The declare merely associates the ci element with an appropriate semantics tag which provides the type and all is well. Note that in this case, the ci element that is the first child of the declare element also links back to the ci element in the bvar element. Clearly, the definitionURL attribute on the ci element in the first child of the declare element restricts the substitution to those ci that carry a matching definitionURL attribute.
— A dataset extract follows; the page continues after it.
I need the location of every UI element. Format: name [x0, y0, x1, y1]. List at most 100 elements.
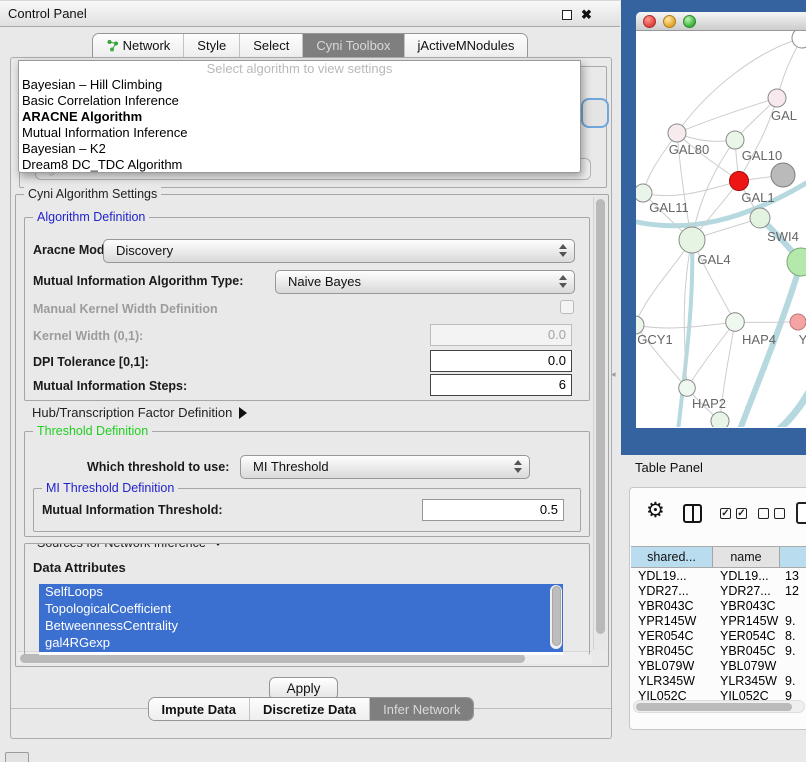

Without this, the substitution would have affected other <ci> F </ci> elements outside the scope of the top apply element shown in the example, but inside the math element that governs the scope of the declare.

6 Conclusion

This Note provides guidelines for representing mathematical objects containing bound variables in Content MathML. The Note represents the current consensus in the Math Working Group of the World Wide Web Consortium (W3C), but is not normative.

A Bibliography

MathMLTypes
Stan Devitt, Michael Kohlhase; Structured Types in MathML 2.0W3C Note 2003. (http://www.w3.org/TR/2003/NOTE-mathml-types-20031110/)
MathML2
David Carlisle, Patrick Ion, Robert Miner, Nico Poppelier, Mathematical Markup Language (MathML) Version 2.0 W3C Recommendation 21 February, 2001 (http://www.w3.org/TR/2002/WD-MathML2-20021219/)
MathML22e
David Carlisle, Patrick Ion, Robert Miner, Nico Poppelier, Mathematical Markup Language (MathML) Version 2.0 (2nd Edition) W3C Recommendation 21 October, 2003 (http://www.w3.org/TR/2003/REC-MathML2-20031021/)
OpenMath
O. Caprotti, D. P. Carlisle, A. Cohen (editors); The OpenMath Standard, February, 2000 (http://www.openmath.org/standard)

B Definitions of Equality

The definition of equality of expressions for purposes of bvar and declare is not discussed in version 2.0 of the Recommendation beyond noting that the content of ci elements is treated much like an image of the formula and then systematically basing all examples on a very simple notion of equality of the element content as ASCII strings. While this is a very simple example of XML information set equality, there are a number of different definitions that strictly speaking could not be ruled out. This could be one of many plausible criteria, including:

For purposes of this Note, the notion of equality has generally been based on XML information sets after white space normalization. Roughly speaking, this means that if all attributes that are present have the same value as strings, and recursively, the element content is the same the same, then the objects are identical.